Category Archives: news

Paper accepted at ACL-IJCNLP 2021

Congratulations to one of our PhD students Tharindu Ranasinghe – who has had a paper accepted at ACL-IJCNLP 2021.

An Exploratory Analysis of Multilingual Word Level Quality Estimation with Cross-Lingual Transformers. 

Authors: Tharindu Ranasinghe, Constantin Orasan, Ruslan Mitkov

Abstract: Most studies on word level Quality Estimation (QE) of machine translation focus on language-specific models. The obvious disadvantages of these approaches are the need for labelled data for each language pair and the high cost required to maintain several language-specific models. To overcome these problems, we explore different approaches to multilingual word level QE. We show that these QE models perform on-par with the current language-specific models. In the case of zero-shot QE, we show that it is possible to accurately predict word level quality for any given new language pair from models trained on other language pairs. Our findings indicate that the word level QE models based on powerful pre-trained transformers we propose on this paper generalise well across languages, making them more useful in real-world scenarios.

Wolverhampton researchers collaborate on BBC’s “Novels That Shaped Our World”

We are working with BBC Arts and Faculty of Arts on a new engagement project to mark the 300th anniversary of the English Language Novel.

The interdisciplinary project unites research by Wolverhampton’s Research Group for Computational Linguistics, including Dr Sara Moze, Richard Evans and Dr Emad Mohamed, and from English and Creative Writing staff, led by Dr Aidan Byrne. The project is seeking support from the Arts and Humanities Research Council.

There is more information on the University website if you would like to find out more about the project: https://www.wlv.ac.uk/about-us/news-and-events/latest-news/2019/august-2019/wolverhampton-researchers-collaborate-on-bbcs-novels-that-shaped-our-world.php

Paper accepted at NAACL 2019

Congratulations to Marcos Zampieri, whose paper has been accepted at NAACL 2019.

Reference:  Marcos  Zampieri,  Shervin  Malmasi,  Preslav  Nakov, Sara  Rosenthal,  Noura  Farra,  and  Ritesh  Kumar (2019)  Predicting the Type and Target of Offensive Posts in Social Media. 

You may access the NAACL paper here: https://arxiv.org/abs/1902.09666

Paper accepted at NAACL 2019

We are pleased to announce that the paper titled “Bridging the Gap: Attending to Discontinuity in Identification of Multiword Expressions” from researchers in RGCL has been accepted into the main track of the Annual Conference of the North American Chapter of the Association for Computational Linguistics (NAACL 2019).
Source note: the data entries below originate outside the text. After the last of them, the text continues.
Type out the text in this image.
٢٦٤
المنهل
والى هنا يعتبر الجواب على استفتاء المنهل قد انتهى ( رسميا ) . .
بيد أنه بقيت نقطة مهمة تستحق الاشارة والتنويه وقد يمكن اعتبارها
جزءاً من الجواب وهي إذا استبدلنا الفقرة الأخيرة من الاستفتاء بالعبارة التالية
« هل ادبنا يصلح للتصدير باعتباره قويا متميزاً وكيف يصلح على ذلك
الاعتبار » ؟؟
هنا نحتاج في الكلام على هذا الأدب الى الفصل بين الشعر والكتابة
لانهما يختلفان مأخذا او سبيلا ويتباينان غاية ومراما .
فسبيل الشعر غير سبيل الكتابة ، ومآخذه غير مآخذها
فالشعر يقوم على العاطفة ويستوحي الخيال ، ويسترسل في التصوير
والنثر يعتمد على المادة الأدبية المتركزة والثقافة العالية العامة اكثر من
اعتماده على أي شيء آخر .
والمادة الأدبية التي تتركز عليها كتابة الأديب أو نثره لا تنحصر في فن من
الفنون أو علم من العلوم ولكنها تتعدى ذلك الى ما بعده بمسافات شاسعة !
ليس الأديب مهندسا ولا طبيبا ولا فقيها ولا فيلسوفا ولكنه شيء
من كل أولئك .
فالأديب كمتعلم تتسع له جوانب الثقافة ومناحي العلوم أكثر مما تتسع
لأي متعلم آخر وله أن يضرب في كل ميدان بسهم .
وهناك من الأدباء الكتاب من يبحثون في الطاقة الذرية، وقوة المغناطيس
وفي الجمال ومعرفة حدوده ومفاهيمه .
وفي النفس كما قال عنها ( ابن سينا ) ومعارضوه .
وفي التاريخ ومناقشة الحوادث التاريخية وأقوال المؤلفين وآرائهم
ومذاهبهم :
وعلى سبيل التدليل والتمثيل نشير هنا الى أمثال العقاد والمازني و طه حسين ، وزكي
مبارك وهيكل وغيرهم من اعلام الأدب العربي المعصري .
This is joint work by Omid Rohanian, Shiva Taslimipoor, Le An Ha, Samaneh Kouchaki, and Prof. Ruslan Mitkov.

A preprint of this paper will soon be available on ArXiv.

Datasets annotated with signs of syntactic complexity

In our paper:

Evans, R., & Orasan, C. (2013). Annotating signs of syntactic complexity to support sentence simplification. In I. Habernal & V. Matousek (Eds.), Text, Speech and Dialogue. Proceedings of the 16th International Conference TSD 2013. Plzen, Czech Republic: Springer. pp. 92 – 104

we present the annotation of a dataset that is used by our syntactic simplification method to identify places where rewriting rules have to be applied in order to produce simpler sentences. 

The datasets are available in XML format as three independent files, each representing a different genre

Each file contains a list of sentences annotated using the following format:

<S ID="2"><SIGN ID="2" CLASS="SSEV">That</SIGN> is 
<SIGN ID="3" CLASS="HELP">,</SIGN> a high-fibre diet, 
fluid <SIGN ID="4" CLASS="CLN">,</SIGN> etc.</S>

The sentences are marked using the S tag, whilst the signs by the tag SIGN. The type of sign is encoded by the attribute CLASS. The sentences were annotated in isolation, so the files above do not contain coherent texts, but sequences of sentences extracted from different files. 

To understand the difference between different classes and how the annotation process was carried out please consult the annotation guidelines. Specific questions about the annotation should be sent to Richard Evans. A demo of the sign tagger is available at http://rgcl.wlv.ac.uk/demos/SignTaggerWebDemo/  

You can find out more about our approach for syntactic simplification in our recent paper

Evans, Richard, and Constantin Orǎsan. 2018. “Identifying Signs of Syntactic Complexity for Rule-Based Sentence Simplification.” Natural Language Engineering. https://doi.org/10.1017/S1351324918000384.

Mireille Makary completes her Viva!

Congratulations to Mireille Makary for completing her Viva Voce exam on 17th October. Mireille, a part-time distance RGCL student, was defending her thesis ‘Ranking retrieval systems using minimal human assessments’.

After the Viva, Mireille celebrated with the group in the traditional RGCL way!